From this chair, all I can do is speculate on what's going on. The government is blocking the world in such an indiscriminate manner that I can't imagine that there's a plan here beyond "shut out foreign influence." It might be that they're range blocking foreign IP addresses, taking out potentially tens of thousands of addresses with each one - very much a sledgehammer solution. Or they may be blocking sites from certain countries out of general policy and making case-by-case exceptions. I really can't say, but it is annoying.

Does "annoying" make this sound excessively trivial? I know, this isn't the way that people are supposed to talk about censorship, but the truth is much more mundane than bad fiction might have you think. Live in a world of controlled media, and that control becomes less an abuse of power and more a day-to-day aggravation - something to cope with, something to work around. Put it this way - you know how the onset of a pandemic ended up being decidedly more banal than it's usually depicted in apocalyptic fiction? How instead of fighting off raiding death squads as society crumbled, your most immediate problem was finding a TV show you hadn't already watched five times? Well, don't think of censorship as tyranny - think of it as software with extremely bad DRM.

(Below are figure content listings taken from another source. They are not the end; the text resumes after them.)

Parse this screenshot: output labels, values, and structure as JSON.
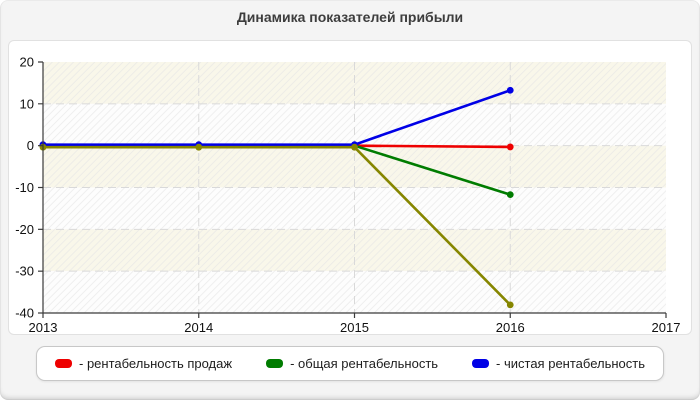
{
  "page": {
    "title": "Динамика показателей прибыли"
  },
  "chart_data": {
    "type": "line",
    "title": "Динамика показателей прибыли",
    "x": [
      2013,
      2014,
      2015,
      2016
    ],
    "x_ticks": [
      "2013",
      "2014",
      "2015",
      "2016",
      "2017"
    ],
    "xlim": [
      2013,
      2017
    ],
    "y_ticks": [
      20,
      10,
      0,
      -10,
      -20,
      -30,
      -40
    ],
    "ylim": [
      -40,
      20
    ],
    "grid": "dashed",
    "legend_position": "bottom",
    "series": [
      {
        "name": "рентабельность продаж",
        "color": "#ee0000",
        "values": [
          0,
          0,
          0,
          -0.3
        ]
      },
      {
        "name": "общая рентабельность",
        "color": "#007c00",
        "values": [
          0,
          0,
          0,
          -11.7
        ]
      },
      {
        "name": "чистая рентабельность",
        "color": "#0000e6",
        "values": [
          0,
          0,
          0,
          13
        ]
      },
      {
        "name": "",
        "color": "#868600",
        "values": [
          0,
          0,
          0,
          -37.7
        ]
      }
    ]
  },
  "legend": {
    "items": [
      {
        "label": "- рентабельность продаж",
        "color": "#ee0000"
      },
      {
        "label": "- общая рентабельность",
        "color": "#007c00"
      },
      {
        "label": "- чистая рентабельность",
        "color": "#0000e6"
      }
    ]
  },
  "colors": {
    "page_bg": "#f4f4f4",
    "panel_bg": "#ffffff",
    "band_cream": "#f9f7ea",
    "band_white": "#fdfdfd",
    "grid": "#d9d9d9",
    "axis": "#3a3a3a",
    "tick_text": "#111111"
  }
}
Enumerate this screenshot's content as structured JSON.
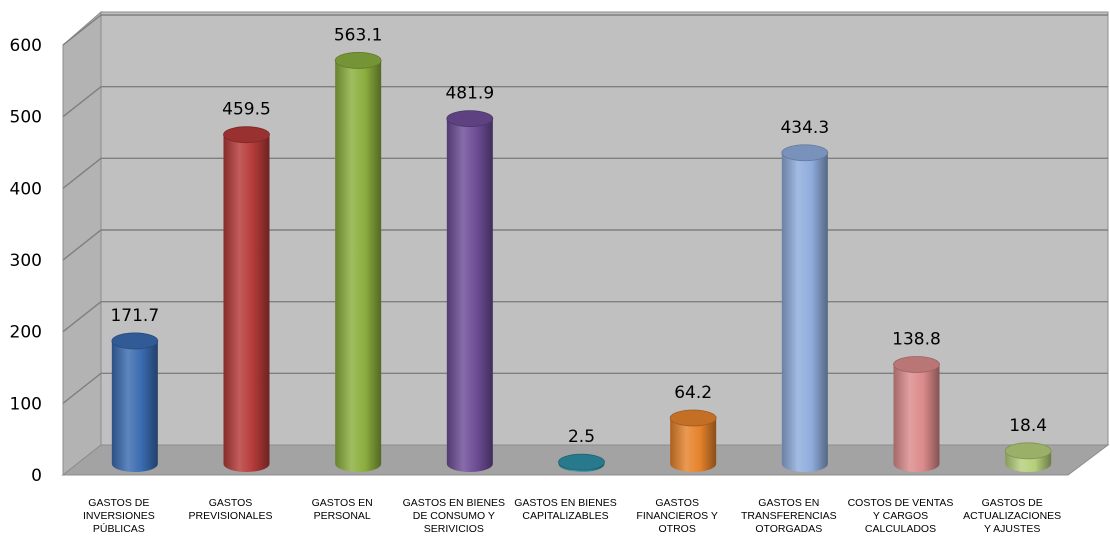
{
  "chart_data": {
    "type": "bar",
    "title": "",
    "xlabel": "",
    "ylabel": "",
    "ylim": [
      0,
      600
    ],
    "yticks": [
      "0",
      "100",
      "200",
      "300",
      "400",
      "500",
      "600"
    ],
    "grid": true,
    "legend": "none",
    "style": "3d-cylinder",
    "categories": [
      [
        "GASTOS DE",
        "INVERSIONES",
        "PÚBLICAS"
      ],
      [
        "GASTOS",
        "PREVISIONALES"
      ],
      [
        "GASTOS EN",
        "PERSONAL"
      ],
      [
        "GASTOS EN BIENES",
        "DE CONSUMO Y",
        "SERIVICIOS"
      ],
      [
        "GASTOS EN BIENES",
        "CAPITALIZABLES"
      ],
      [
        "GASTOS",
        "FINANCIEROS Y",
        "OTROS"
      ],
      [
        "GASTOS EN",
        "TRANSFERENCIAS",
        "OTORGADAS"
      ],
      [
        "COSTOS DE VENTAS",
        "Y CARGOS",
        "CALCULADOS"
      ],
      [
        "GASTOS DE",
        "ACTUALIZACIONES",
        "Y AJUSTES"
      ]
    ],
    "values": [
      171.7,
      459.5,
      563.1,
      481.9,
      2.5,
      64.2,
      434.3,
      138.8,
      18.4
    ],
    "value_labels": [
      "171.7",
      "459.5",
      "563.1",
      "481.9",
      "2.5",
      "64.2",
      "434.3",
      "138.8",
      "18.4"
    ],
    "colors": [
      "#3a6bb0",
      "#b43a38",
      "#8aae3e",
      "#6d4c96",
      "#2f8ea5",
      "#e5822c",
      "#8eacdc",
      "#db8a8a",
      "#b5cf7a"
    ]
  }
}
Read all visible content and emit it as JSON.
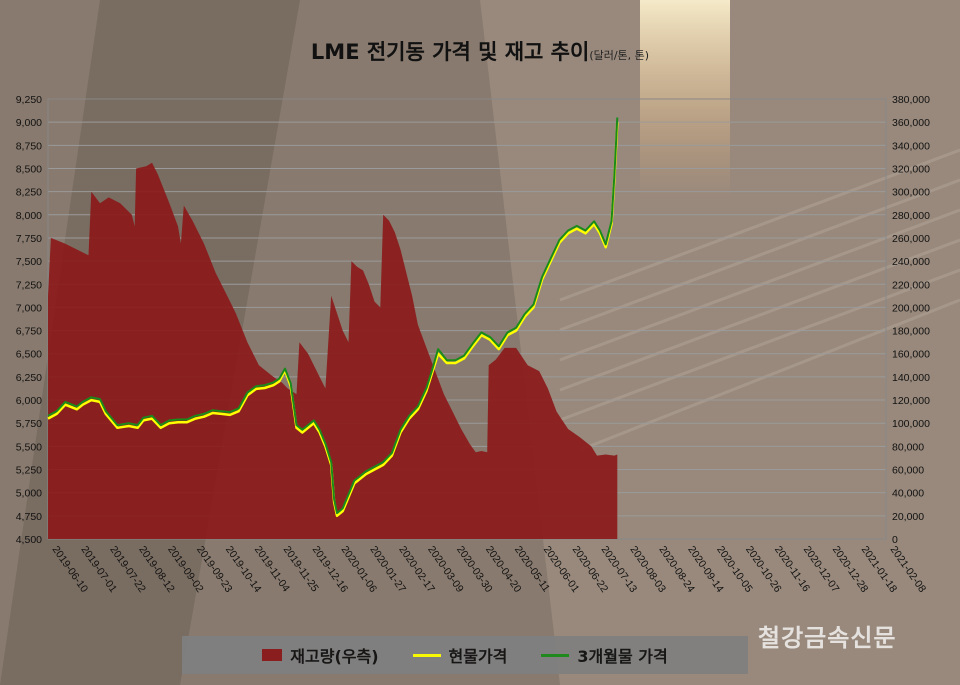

It's this mindset that's going to prevent me from getting any personal essays published. Western new sources love to publish stories that make other countries look oppressive, but those stories are expected to follow a certain narrative. You know what I mean, the one in which the lone intrepid voice in the wilderness bravely defies the autocrats to report on the suffering of a fearful oppressed populace. But I'm not prepared to do that because it just ain't the way things are.

This is a funny old world, at least as far as storytelling goes. I find myself in a reality in which people can't decide what kind of stories they even want. It's a world where fiction is supposed to be more sophisticated than the old days (where "sophisticated" means "heroes" who are sociopathic monsters and villains who won't shut up about social problems), yet news narratives still favor the black hats and white hats. It's a world where people value "democracy" more as a brand name than a concept. Maybe if I was more willing to play the game, to be more shameless, I could actually get ahead.

In the meantime, I'd really just like to talk to my freelancers and watch my stupid little videos.